Rezilient Health, a hybrid primary care provider, announced it closed a $10 million Series A funding round.
Govo Venture Partners led the round, with participation from GoHealth founder Clint Jones at Bridge Ventures, GooseHead Insurance founders Mark and Robyn Jones, cofounder of Block, formerly Square, Jim McKelvey, answers.com founder David Karandish, Acorn Pacific Ventures, Verata Health founder Jeremy Friese, and The Council.
WHAT IT DOES
The St. Louis-based hybrid healthcare company works to lower employers’ total cost of care by increasing access and use of value-based primary care. It also offers same-day access to primary and specialty care physicians through its CloudClinics that are equipped with remote digital diagnostic tools. Rezilient members can access primary care, 73 types of specialty care, as well as in-house labs.
“Our goal today is the same as it was on day one: flip the traditional healthcare model on its head and deliver care that centers a transparent relationship between patients and their care team, in the communities that are typically overlooked by the innovation economy,” Dr. Danish Nagda, Rezilient’s chief executive officer and cofounder, said in a statement.
“This capital is not only a testament to our team’s relentless commitment to our customers, partners, and the families we continue to serve, it also sets the foundation for rapidly growing our impact across more communities that are being suffocated under the weight of the traditional U.S. healthcare industry.”
MARKET SNAPSHOT
In September, Rezilient Health partnered with Oklahoma State University to provide eligible faculty and staff access to the company’s CloudClinics for their primary and multispecialty care needs.
As a result of the partnership, faculty and staff members and their dependents seven years and older at the OCU-Stillwater campus and Langston University enrolled in the BlueOptions PPO or BlueEdge HDHP healthcare plans are eligible for Rezilient Health services.
Another company focused on tech-enabled primary care include Amazon’s One Medical.
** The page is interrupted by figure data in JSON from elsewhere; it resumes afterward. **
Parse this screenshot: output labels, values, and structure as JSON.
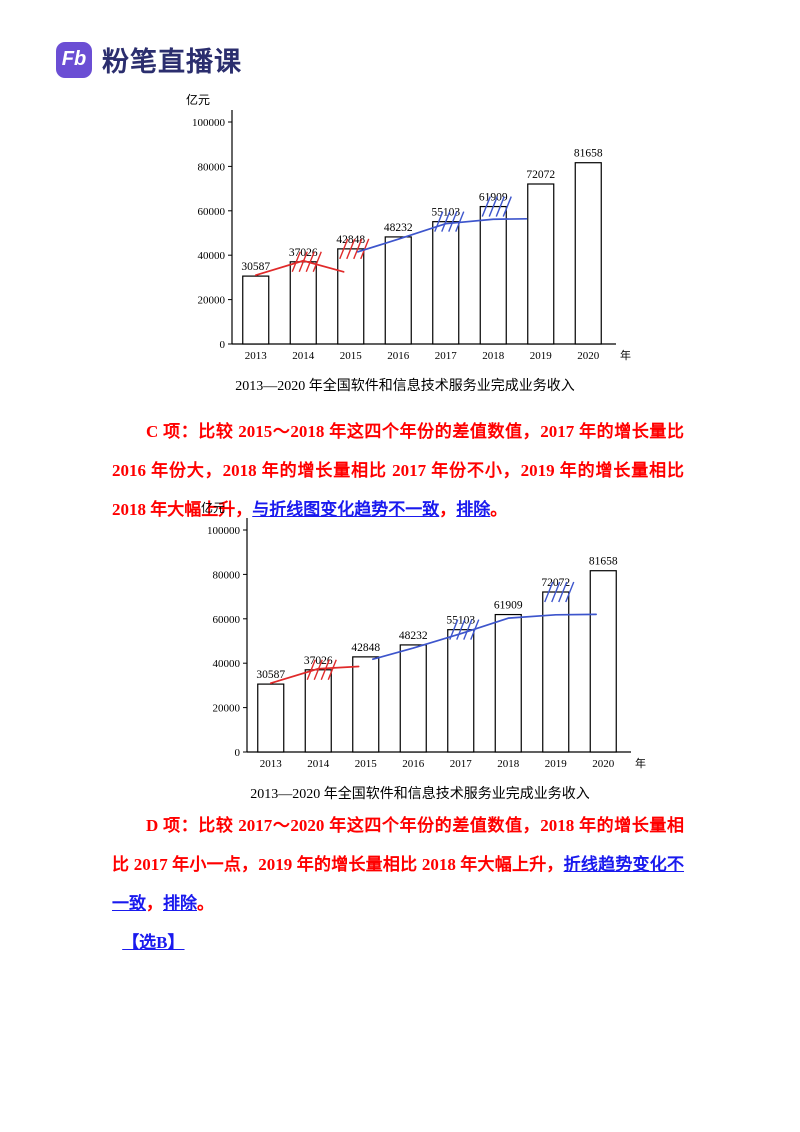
{
  "colors": {
    "annotation_red": "#e02a2a",
    "annotation_blue": "#3d55cc",
    "text_red": "#ff0000",
    "text_blue": "#1a1aee",
    "brand": "#2b2e6e",
    "logo_bg": "#6b4ed4"
  },
  "header": {
    "logo_text": "Fb",
    "brand": "粉笔直播课"
  },
  "chart_data": [
    {
      "type": "bar",
      "title": "2013—2020 年全国软件和信息技术服务业完成业务收入",
      "ylabel": "亿元",
      "x_unit": "年",
      "categories": [
        "2013",
        "2014",
        "2015",
        "2016",
        "2017",
        "2018",
        "2019",
        "2020"
      ],
      "values": [
        30587,
        37026,
        42848,
        48232,
        55103,
        61909,
        72072,
        81658
      ],
      "ylim": [
        0,
        100000
      ],
      "yticks": [
        0,
        20000,
        40000,
        60000,
        80000,
        100000
      ],
      "grid": false,
      "legend": "none",
      "annotations": {
        "red": {
          "hatch_years": [
            "2014",
            "2015"
          ],
          "line": [
            [
              0,
              31000
            ],
            [
              1,
              37500
            ],
            [
              1.85,
              32500
            ]
          ]
        },
        "blue": {
          "hatch_years": [
            "2017",
            "2018"
          ],
          "line": [
            [
              2.15,
              41500
            ],
            [
              3,
              47200
            ],
            [
              4,
              54200
            ],
            [
              5,
              56200
            ],
            [
              5.7,
              56400
            ]
          ]
        }
      }
    },
    {
      "type": "bar",
      "title": "2013—2020 年全国软件和信息技术服务业完成业务收入",
      "ylabel": "亿元",
      "x_unit": "年",
      "categories": [
        "2013",
        "2014",
        "2015",
        "2016",
        "2017",
        "2018",
        "2019",
        "2020"
      ],
      "values": [
        30587,
        37026,
        42848,
        48232,
        55103,
        61909,
        72072,
        81658
      ],
      "ylim": [
        0,
        100000
      ],
      "yticks": [
        0,
        20000,
        40000,
        60000,
        80000,
        100000
      ],
      "grid": false,
      "legend": "none",
      "annotations": {
        "red": {
          "hatch_years": [
            "2014"
          ],
          "line": [
            [
              0,
              31000
            ],
            [
              1,
              37500
            ],
            [
              1.85,
              38500
            ]
          ]
        },
        "blue": {
          "hatch_years": [
            "2017",
            "2019"
          ],
          "line": [
            [
              2.15,
              41800
            ],
            [
              3,
              46800
            ],
            [
              4,
              53300
            ],
            [
              5,
              60300
            ],
            [
              6,
              61800
            ],
            [
              6.85,
              62000
            ]
          ]
        }
      }
    }
  ],
  "analysis": [
    {
      "segments": [
        {
          "text": "C 项：比较 2015～2018 年这四个年份的差值数值，2017 年的增长量比 2016 年份大，2018 年的增长量相比 2017 年份不小，2019 年的增长量相比 2018 年大幅上升，",
          "style": "red"
        },
        {
          "text": "与折线图变化趋势不一致",
          "style": "blue"
        },
        {
          "text": "，",
          "style": "red"
        },
        {
          "text": "排除",
          "style": "blue"
        },
        {
          "text": "。",
          "style": "red"
        }
      ]
    },
    {
      "segments": [
        {
          "text": "D 项：比较 2017～2020 年这四个年份的差值数值，2018 年的增长量相比 2017 年小一点，2019 年的增长量相比 2018 年大幅上升，",
          "style": "red"
        },
        {
          "text": "折线趋势变化不一致",
          "style": "blue"
        },
        {
          "text": "，",
          "style": "red"
        },
        {
          "text": "排除",
          "style": "blue"
        },
        {
          "text": "。",
          "style": "red"
        }
      ]
    },
    {
      "segments": [
        {
          "text": "【选B】",
          "style": "blue"
        }
      ]
    }
  ]
}
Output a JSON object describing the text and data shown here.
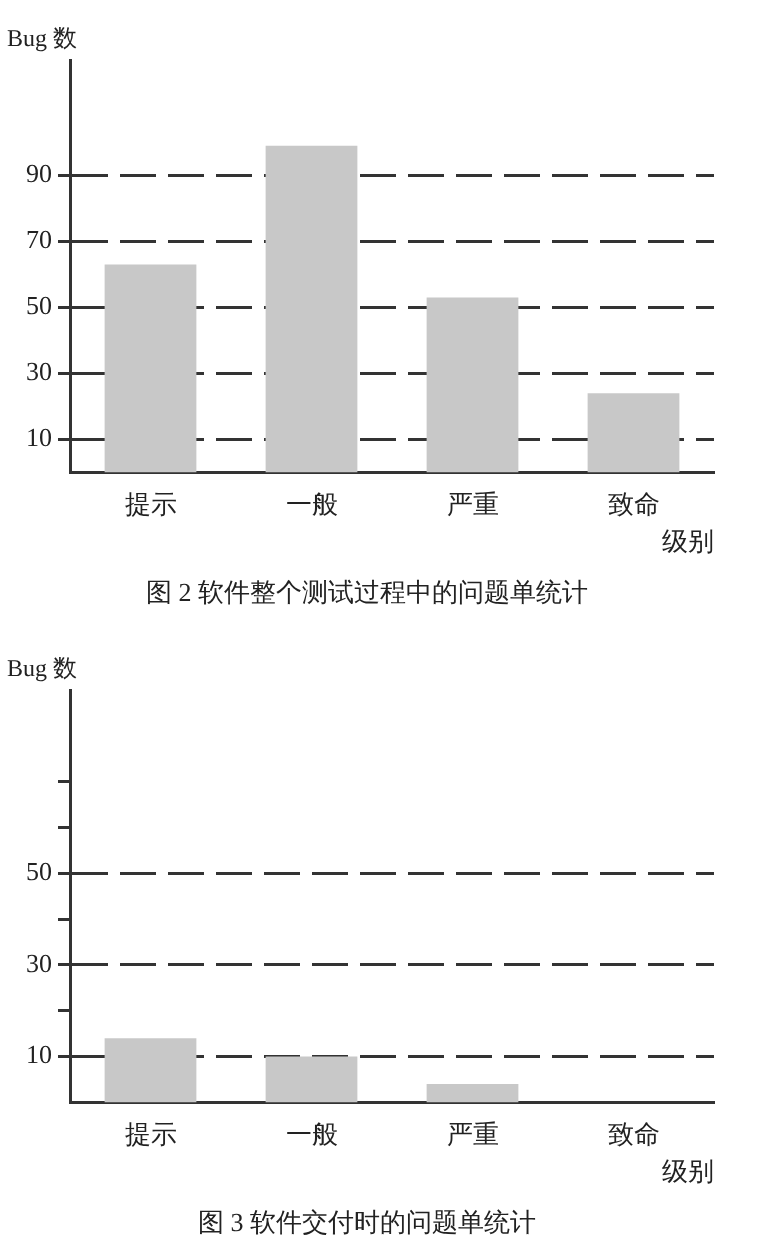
{
  "chart_data": [
    {
      "type": "bar",
      "title": "图 2 软件整个测试过程中的问题单统计",
      "ylabel": "Bug 数",
      "xlabel": "级别",
      "categories": [
        "提示",
        "一般",
        "严重",
        "致命"
      ],
      "values": [
        63,
        99,
        53,
        24
      ],
      "color": "#c8c8c8",
      "ylim": [
        0,
        125
      ],
      "yticks": [
        10,
        30,
        50,
        70,
        90
      ],
      "grid": "y",
      "line_style": "dashed"
    },
    {
      "type": "bar",
      "title": "图 3 软件交付时的问题单统计",
      "ylabel": "Bug 数",
      "xlabel": "级别",
      "categories": [
        "提示",
        "一般",
        "严重",
        "致命"
      ],
      "values": [
        14,
        10,
        4,
        0
      ],
      "color": "#c8c8c8",
      "ylim": [
        0,
        90
      ],
      "yticks": [
        10,
        {
          "value": 20,
          "label": null
        },
        30,
        {
          "value": 40,
          "label": null
        },
        50,
        {
          "value": 60,
          "label": null
        },
        {
          "value": 70,
          "label": null
        }
      ],
      "grid": "y",
      "line_style": "dashed"
    }
  ]
}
In July, Amazon announced it was repositioning its healthcare offerings by rebranding and integrating its Amazon Clinic into its hybrid primary care platform One Medical. The One Medical pay-per-visit telehealth service is available nationwide and gives consumers two options for healthcare services: a pay-per-visit or a membership-based model.
In February, another direct primary care provider, Everside Health, merged with Marathon Health to offer primary care for patients, employees and union-sponsored clients that use a value-based care model.
The combined company, operating under the Marathon Health brand name, offers its clients primary care, occupational health, mental health, pharmacy and musculoskeletal services.
In August, Walgreens announced that it was considering selling all of its VillageMD primary care clinics, restructuring the business or examining other strategic options, according to a filing with the Securities and Exchange Commission. The company acknowledged the existence of defaults under the VillageMD Secured Loan as it was facing the challenge of making the clinics scalable.
In 2023, Elation Health, which supplies tools for telehealth and patient engagement, partnered with Suvida Healthcare, a primary care group for Medicare-eligible Hispanic adults. Texas-based Suvida said it would make use of Elation’s platform to help scale its value-based care operations.